Géza Röhrig, To Dust

Láslzó Nemes’ Son of Saul cleaned up in the foreign-language categories during its 2015 awards run, but leading man Géza Röhrig went curiously unrecognized despite being the very nucleus of that harrowing Holocaust drama. The qualities that Röhrig used to deepen and humanize Nemes’ exercise in audience immersion—his tireless sincerity and unassuming physical grace—also help elevate To Dust, the inspired debut of writer-director Shawn Snyder, in which the actor stars as a neurotic Hasidic man seeking unattainable answers about science and the afterlife following his wife’s death. Röhrig is responsible for much of the dark hilarity here, not only because he is a master comedian, but because he shrewdly plays the film’s witticisms and escapades as straight as he can until the very end, perhaps knowing that real life is so much odder and funnier than rampant mugging and overstated puns.
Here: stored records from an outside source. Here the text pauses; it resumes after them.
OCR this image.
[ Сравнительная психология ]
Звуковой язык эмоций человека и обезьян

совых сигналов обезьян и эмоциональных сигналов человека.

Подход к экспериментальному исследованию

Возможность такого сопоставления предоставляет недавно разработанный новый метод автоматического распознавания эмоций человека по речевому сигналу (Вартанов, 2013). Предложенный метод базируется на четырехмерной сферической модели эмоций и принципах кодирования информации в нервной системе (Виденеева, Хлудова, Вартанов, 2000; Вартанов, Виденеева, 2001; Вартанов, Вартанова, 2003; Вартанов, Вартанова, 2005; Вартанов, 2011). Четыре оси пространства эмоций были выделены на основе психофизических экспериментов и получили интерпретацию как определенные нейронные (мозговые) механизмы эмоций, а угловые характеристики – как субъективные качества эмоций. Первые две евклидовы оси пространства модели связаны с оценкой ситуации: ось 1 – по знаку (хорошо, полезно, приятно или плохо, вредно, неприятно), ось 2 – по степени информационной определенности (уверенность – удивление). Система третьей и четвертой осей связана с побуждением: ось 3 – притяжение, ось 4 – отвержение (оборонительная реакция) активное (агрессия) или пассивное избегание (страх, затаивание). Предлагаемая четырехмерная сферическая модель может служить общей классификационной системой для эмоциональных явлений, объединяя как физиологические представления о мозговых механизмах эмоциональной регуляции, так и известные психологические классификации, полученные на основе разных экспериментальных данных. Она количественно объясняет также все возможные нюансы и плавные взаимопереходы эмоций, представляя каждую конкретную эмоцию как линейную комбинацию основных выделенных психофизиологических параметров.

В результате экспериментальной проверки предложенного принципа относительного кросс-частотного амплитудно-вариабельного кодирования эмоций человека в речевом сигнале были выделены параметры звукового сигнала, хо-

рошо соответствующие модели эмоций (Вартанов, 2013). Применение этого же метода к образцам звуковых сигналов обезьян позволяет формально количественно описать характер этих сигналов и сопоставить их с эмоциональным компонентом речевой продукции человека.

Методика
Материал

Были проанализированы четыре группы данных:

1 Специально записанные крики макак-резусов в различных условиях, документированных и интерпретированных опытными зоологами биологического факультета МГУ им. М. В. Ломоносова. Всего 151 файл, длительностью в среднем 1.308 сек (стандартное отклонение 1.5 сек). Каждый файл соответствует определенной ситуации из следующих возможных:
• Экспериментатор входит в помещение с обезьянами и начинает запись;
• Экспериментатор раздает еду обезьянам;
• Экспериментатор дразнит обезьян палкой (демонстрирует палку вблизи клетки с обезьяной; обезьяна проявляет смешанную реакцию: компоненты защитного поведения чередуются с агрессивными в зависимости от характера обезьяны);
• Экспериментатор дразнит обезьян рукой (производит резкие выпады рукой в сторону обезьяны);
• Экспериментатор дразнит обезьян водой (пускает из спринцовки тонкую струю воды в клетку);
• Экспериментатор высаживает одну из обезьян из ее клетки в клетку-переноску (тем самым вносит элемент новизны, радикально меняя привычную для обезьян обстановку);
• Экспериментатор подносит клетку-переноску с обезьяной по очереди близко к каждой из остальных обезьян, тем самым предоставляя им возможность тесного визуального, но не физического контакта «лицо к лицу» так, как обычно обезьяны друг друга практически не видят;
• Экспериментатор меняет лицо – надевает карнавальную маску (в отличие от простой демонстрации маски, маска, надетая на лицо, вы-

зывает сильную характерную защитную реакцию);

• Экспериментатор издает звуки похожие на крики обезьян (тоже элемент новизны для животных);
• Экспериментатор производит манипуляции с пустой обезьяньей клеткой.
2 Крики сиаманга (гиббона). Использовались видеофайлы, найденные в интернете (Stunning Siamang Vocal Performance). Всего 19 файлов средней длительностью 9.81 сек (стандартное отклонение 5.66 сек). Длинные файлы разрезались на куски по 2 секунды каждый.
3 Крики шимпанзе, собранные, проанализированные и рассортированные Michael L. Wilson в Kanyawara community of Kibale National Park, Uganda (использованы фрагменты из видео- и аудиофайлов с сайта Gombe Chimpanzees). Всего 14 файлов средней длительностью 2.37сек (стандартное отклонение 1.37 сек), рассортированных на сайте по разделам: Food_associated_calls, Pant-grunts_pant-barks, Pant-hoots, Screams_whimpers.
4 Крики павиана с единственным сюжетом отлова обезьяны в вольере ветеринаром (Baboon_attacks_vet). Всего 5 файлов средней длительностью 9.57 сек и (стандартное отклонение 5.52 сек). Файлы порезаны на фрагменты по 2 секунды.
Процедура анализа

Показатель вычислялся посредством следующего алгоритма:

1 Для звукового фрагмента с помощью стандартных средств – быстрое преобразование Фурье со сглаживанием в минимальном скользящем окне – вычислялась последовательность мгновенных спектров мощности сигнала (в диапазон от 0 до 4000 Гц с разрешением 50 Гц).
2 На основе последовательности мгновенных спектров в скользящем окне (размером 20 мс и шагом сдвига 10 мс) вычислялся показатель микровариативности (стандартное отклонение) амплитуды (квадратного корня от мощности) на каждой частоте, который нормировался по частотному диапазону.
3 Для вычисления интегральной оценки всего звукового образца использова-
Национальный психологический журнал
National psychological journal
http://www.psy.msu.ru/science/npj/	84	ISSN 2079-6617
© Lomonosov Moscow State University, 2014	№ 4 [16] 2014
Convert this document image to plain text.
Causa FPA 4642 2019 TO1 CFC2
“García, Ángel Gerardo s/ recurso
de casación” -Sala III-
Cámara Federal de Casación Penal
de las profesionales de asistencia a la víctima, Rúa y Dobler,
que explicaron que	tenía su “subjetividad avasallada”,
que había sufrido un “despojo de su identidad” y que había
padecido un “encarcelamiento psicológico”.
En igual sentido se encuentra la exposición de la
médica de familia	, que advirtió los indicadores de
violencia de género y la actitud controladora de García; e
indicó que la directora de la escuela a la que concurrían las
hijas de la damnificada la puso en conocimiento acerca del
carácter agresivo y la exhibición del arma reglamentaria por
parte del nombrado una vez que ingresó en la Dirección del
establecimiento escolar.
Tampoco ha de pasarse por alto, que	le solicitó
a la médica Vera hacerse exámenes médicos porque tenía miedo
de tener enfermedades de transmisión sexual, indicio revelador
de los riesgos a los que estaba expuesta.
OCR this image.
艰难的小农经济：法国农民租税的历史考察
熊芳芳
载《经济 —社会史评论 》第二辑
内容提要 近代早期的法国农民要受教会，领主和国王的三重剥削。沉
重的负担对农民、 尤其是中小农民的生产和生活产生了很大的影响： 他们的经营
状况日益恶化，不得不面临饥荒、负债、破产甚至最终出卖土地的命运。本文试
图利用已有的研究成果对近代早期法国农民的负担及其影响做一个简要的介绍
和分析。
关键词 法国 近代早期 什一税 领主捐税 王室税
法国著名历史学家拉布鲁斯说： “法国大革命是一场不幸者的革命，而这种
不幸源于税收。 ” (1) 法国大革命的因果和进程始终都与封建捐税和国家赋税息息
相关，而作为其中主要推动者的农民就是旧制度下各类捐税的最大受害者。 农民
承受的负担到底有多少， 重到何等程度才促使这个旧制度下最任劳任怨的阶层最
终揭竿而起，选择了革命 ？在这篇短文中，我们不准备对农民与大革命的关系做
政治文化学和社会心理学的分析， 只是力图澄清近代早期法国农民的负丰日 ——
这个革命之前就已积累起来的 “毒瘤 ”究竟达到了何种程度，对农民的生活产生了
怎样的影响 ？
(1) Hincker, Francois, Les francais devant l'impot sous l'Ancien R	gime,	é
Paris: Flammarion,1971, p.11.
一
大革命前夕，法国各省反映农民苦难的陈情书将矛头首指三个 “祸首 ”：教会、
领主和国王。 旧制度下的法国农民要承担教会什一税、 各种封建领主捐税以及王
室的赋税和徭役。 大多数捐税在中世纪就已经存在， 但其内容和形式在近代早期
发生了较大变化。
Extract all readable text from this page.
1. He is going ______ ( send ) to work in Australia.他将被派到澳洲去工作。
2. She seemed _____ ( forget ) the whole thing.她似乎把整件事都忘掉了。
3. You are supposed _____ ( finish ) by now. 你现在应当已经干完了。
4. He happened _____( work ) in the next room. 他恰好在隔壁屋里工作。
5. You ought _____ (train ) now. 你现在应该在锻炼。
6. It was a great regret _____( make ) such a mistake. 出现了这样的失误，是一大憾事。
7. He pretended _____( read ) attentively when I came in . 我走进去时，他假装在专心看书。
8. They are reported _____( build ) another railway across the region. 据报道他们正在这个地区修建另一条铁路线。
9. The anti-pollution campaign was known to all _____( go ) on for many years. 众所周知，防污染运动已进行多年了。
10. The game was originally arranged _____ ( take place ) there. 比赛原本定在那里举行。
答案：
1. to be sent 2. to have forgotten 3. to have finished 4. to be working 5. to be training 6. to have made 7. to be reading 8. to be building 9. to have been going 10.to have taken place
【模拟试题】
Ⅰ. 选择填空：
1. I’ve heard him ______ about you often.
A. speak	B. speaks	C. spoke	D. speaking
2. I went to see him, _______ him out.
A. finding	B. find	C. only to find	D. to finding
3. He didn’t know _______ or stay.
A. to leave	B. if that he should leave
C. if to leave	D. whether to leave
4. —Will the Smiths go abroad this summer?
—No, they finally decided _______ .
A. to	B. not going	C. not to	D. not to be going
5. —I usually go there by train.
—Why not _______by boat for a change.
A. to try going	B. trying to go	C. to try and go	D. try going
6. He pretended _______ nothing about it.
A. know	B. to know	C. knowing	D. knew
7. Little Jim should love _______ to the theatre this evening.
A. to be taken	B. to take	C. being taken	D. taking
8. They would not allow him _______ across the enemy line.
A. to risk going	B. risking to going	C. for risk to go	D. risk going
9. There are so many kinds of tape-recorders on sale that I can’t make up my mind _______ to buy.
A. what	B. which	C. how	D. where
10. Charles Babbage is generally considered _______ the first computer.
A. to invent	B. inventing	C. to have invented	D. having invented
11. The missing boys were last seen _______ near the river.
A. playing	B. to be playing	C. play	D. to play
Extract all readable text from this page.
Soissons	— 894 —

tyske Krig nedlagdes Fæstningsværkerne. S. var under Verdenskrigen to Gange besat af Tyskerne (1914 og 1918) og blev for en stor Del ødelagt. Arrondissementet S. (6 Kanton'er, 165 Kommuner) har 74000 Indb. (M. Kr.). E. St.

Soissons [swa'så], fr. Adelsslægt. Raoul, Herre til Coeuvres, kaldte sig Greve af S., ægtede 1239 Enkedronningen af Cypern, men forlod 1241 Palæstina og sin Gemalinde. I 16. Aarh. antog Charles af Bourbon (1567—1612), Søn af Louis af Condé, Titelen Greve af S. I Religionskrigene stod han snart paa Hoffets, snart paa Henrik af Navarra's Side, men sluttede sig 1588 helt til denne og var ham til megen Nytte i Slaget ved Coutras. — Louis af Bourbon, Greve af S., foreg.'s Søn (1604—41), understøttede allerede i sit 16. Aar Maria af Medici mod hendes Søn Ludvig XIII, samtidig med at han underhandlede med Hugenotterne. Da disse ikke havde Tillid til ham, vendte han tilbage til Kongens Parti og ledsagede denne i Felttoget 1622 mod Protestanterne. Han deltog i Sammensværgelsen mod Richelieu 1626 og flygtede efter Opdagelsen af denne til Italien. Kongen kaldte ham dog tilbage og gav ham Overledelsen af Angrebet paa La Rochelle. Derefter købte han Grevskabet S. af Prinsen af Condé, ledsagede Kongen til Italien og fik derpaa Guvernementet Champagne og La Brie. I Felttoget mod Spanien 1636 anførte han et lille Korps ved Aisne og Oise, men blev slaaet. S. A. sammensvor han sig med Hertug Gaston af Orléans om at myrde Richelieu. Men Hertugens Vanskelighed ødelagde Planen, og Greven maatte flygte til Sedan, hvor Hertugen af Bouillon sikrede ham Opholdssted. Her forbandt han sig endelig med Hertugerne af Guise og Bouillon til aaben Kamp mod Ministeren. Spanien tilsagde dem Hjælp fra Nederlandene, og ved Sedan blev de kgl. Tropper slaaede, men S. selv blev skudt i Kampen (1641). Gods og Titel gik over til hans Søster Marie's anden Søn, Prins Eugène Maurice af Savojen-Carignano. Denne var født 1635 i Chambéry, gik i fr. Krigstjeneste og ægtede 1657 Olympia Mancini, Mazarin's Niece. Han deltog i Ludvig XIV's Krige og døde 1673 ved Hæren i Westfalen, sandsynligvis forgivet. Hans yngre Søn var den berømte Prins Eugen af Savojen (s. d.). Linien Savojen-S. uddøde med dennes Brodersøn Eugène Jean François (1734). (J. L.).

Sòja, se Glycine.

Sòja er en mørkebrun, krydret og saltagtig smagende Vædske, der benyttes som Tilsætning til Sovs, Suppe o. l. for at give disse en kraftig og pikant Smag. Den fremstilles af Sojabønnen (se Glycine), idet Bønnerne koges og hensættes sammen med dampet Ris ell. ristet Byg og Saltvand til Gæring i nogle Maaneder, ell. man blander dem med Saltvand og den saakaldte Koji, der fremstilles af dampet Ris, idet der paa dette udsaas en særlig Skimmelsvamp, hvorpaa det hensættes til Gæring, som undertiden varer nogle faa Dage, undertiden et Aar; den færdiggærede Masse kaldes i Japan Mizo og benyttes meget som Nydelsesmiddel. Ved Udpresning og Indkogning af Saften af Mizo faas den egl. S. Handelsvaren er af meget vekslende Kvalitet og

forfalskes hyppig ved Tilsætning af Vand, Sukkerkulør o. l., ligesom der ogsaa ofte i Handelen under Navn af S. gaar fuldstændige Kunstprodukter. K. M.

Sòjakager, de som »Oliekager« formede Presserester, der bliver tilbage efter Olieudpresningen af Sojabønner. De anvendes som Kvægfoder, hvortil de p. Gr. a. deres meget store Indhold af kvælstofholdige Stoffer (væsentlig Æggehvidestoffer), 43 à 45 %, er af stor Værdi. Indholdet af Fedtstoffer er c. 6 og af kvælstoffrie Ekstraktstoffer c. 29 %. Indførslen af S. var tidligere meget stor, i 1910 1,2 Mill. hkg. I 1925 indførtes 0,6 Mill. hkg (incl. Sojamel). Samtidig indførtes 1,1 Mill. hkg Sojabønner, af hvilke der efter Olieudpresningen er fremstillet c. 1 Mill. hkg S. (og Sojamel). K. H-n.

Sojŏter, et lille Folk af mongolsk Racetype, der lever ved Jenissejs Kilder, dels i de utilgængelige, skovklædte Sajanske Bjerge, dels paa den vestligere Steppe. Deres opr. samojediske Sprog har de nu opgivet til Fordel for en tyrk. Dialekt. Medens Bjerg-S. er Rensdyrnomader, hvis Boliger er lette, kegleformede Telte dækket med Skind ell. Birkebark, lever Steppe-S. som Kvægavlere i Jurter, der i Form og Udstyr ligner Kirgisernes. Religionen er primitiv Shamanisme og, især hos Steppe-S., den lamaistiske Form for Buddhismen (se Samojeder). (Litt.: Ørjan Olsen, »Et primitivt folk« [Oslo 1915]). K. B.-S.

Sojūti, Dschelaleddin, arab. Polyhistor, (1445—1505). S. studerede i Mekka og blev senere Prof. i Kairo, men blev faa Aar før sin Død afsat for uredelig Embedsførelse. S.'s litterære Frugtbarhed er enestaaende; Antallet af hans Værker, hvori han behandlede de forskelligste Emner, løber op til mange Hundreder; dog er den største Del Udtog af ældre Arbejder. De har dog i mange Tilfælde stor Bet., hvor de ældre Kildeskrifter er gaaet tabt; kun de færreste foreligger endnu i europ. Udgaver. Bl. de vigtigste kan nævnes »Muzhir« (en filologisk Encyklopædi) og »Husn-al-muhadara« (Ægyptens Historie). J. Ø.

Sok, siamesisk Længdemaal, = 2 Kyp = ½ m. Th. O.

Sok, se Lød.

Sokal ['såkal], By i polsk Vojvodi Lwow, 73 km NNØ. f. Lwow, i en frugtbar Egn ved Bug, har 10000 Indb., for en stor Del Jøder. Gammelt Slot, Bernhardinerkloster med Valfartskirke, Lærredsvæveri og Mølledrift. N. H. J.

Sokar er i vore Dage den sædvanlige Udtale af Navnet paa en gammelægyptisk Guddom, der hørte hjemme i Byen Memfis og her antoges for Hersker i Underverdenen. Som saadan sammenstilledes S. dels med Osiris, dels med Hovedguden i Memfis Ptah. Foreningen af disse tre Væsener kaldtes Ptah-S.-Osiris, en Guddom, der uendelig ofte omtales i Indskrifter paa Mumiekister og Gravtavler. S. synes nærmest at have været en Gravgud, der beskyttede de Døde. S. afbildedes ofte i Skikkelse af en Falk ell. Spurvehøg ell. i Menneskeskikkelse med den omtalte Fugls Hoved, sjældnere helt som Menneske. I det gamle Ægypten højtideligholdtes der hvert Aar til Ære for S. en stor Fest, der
By maintaining this honesty, Röhrig finds surprising comedy—and well-earned pathos—in the spontaneity of human interaction and one’s own solitary existence.

Jeffrey Wright, O.G.

Jeffrey Wright isn’t always cast in a way that befits his status as a top-tier thespian who can enliven even the paltriest of material. In each of his performances, Wright seems to establish singular vocal and physical vocabularies for his characters that work to delineate and differentiate personas as disparate as Jean Michel Basquiat, Angels in America’s Belize, Westworld’s Bernard, and O.G.’s Louis. This latter role, a middle-aged convict awaiting release after more than two decades of incarceration, allows the actor to implant himself within a specific American experience and embody its reality with the same truthful diligence that Wright supplies to all of his projects. Filmed within a real prison alongside actual inmates, Madeleine Sackler’s HBO drama was beset with certain snags and constraints during its production, none of which are evident in Wright’s seamless work. All we see is a gruff but attentive man marked by hard times and unceasing grief for a life far beyond his reach. Wright’s body is instrumental here, betraying all the innermost anguish and expectation that Louis is reluctant to verbalize or wear across his face; his sturdy frame expands, as if emerging from hibernation, at the faintest glimmer of freedom and shrinks back into himself with each internal and external setback. Such a performance is only possible from a master like Wright, who exudes a quiet confidence in his boundless skillset and acts, first and foremost, to illuminate the lives of others.